Understanding the difficulties that come with changing schools himself, Hunt has become a mentor for several other faculty members, with whom he has formed strong relationships during their shared time at the Prep. 

Among these is physics teacher Luis Luis Fayat, who met Hunt in some of his earliest days at Gulliver. The colleagues were brought together when Hunt took initiative to connect Luis Fayat, a Peace Corps volunteer, with an acquaintance who was also part of the Peace Corps. They continued to correspond, and Luis Fayat now describes Hunt as one of his closest friends.

“[Hunt] has a lot of wisdom and knows a lot about teaching, and he’s taught me so much,” said Luis Fayat. “I would say he’s someone in school who people trust, given how much he knows and how much experience he has both in this school and in other schools.”

IB Global Politics and fellow Theory of Knowledge teacher Dr. Michael Kokozos also found a mentor in Hunt.
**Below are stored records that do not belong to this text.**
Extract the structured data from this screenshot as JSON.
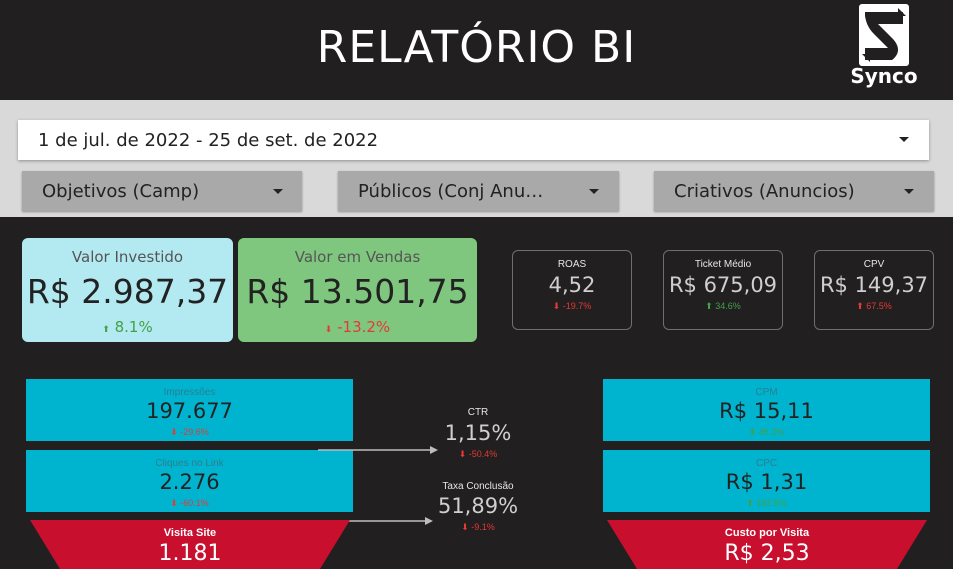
{
  "header": {
    "title": "RELATÓRIO BI",
    "logo_text": "Synco",
    "logo_icon": "synco-s-logo-icon"
  },
  "filters": {
    "date_range": "1 de jul. de 2022 - 25 de set. de 2022",
    "objetivos": "Objetivos (Camp)",
    "publicos": "Públicos (Conj Anu…",
    "criativos": "Criativos (Anuncios)"
  },
  "kpi_big": [
    {
      "label": "Valor Investido",
      "value": "R$ 2.987,37",
      "delta": "8.1%",
      "direction": "up"
    },
    {
      "label": "Valor em Vendas",
      "value": "R$ 13.501,75",
      "delta": "-13.2%",
      "direction": "down"
    }
  ],
  "kpi_small": [
    {
      "label": "ROAS",
      "value": "4,52",
      "delta": "-19.7%",
      "direction": "down"
    },
    {
      "label": "Ticket Médio",
      "value": "R$ 675,09",
      "delta": "34.6%",
      "direction": "up"
    },
    {
      "label": "CPV",
      "value": "R$ 149,37",
      "delta": "67.5%",
      "direction": "up"
    }
  ],
  "funnel_left": [
    {
      "label": "Impressões",
      "value": "197.677",
      "delta": "-29.6%",
      "direction": "down"
    },
    {
      "label": "Cliques no Link",
      "value": "2.276",
      "delta": "-60.1%",
      "direction": "down"
    }
  ],
  "funnel_left_bottom": {
    "label": "Visita Site",
    "value": "1.181"
  },
  "funnel_mid": [
    {
      "label": "CTR",
      "value": "1,15%",
      "delta": "-50.4%",
      "direction": "down"
    },
    {
      "label": "Taxa Conclusão",
      "value": "51,89%",
      "delta": "-9.1%",
      "direction": "down"
    }
  ],
  "funnel_right": [
    {
      "label": "CPM",
      "value": "R$ 15,11",
      "delta": "45.2%",
      "direction": "up"
    },
    {
      "label": "CPC",
      "value": "R$ 1,31",
      "delta": "192.5%",
      "direction": "up"
    }
  ],
  "funnel_right_bottom": {
    "label": "Custo por Visita",
    "value": "R$ 2,53"
  },
  "colors": {
    "background": "#211f20",
    "filter_band": "#d9d9d9",
    "card_investido": "#b3eaf2",
    "card_vendas": "#7fc77e",
    "tile_cyan": "#00b4cf",
    "funnel_red": "#c8102e",
    "delta_up": "#43a047",
    "delta_down": "#e53935"
  }
}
“When I first started here, I was assigned Mr. Hunt as the person to make me comfortable at Gulliver. He came to visit my classes, and he made sure that I was getting acclimated,” recollected Kokozos. “He had a lot of great feedback about what I was doing in Global Politics, and he’s always thinking about how to make the IB program better and to have really good relationships with everyone in the IB.”

While Hunt has taught varieties of courses throughout his career ranging from Government to English to AP European History, the course for which Hunt is considered most iconic is IB Theory of Knowledge, a discussion-based class designed to open students’ minds to critical thinking and reflective questioning. Hunt says that in addition to stimulating discussion and debate, he emphasizes the importance of values and encourages students to “think about our obligations to each other, to our country, and to our world.”

As the word why is always a dominant one in Hunt’s classroom, many may feel compelled to ask what has made him so dedicated to his career throughout his 50 years as a teacher. While the true answer may be only known to Hunt himself, anyone who has been in Hunt’s presence will notice the passion for learning and sharing his knowledge. 

“One of the nice things about education is while we will never become rich, we have the privilege of working with other educated people and working with people who deal with ideas constantly and inspire us to think,” reflected Hunt. “It’s been a wonderful profession for me. When you change schools, you think ‘this time I’m here for a job’ and all of a sudden you get teary when you leave.”

In his retirement, Hunt plans to pursue his enthusiasm for traveling and learning Spanish, as well as doing volunteer work. The positive and encouraging attitude Hunt brings to the school is palpable. His 50 years in the classroom have been a gift to a myriad of students in South Florida.

“Mr. Hunt has been my classroom roommate and one of my best buddies for twelve years,” said IB Coordinator Jan Patterson. “He will be extremely missed by both his students and fellow faculty. For him, teaching is truly a passion.”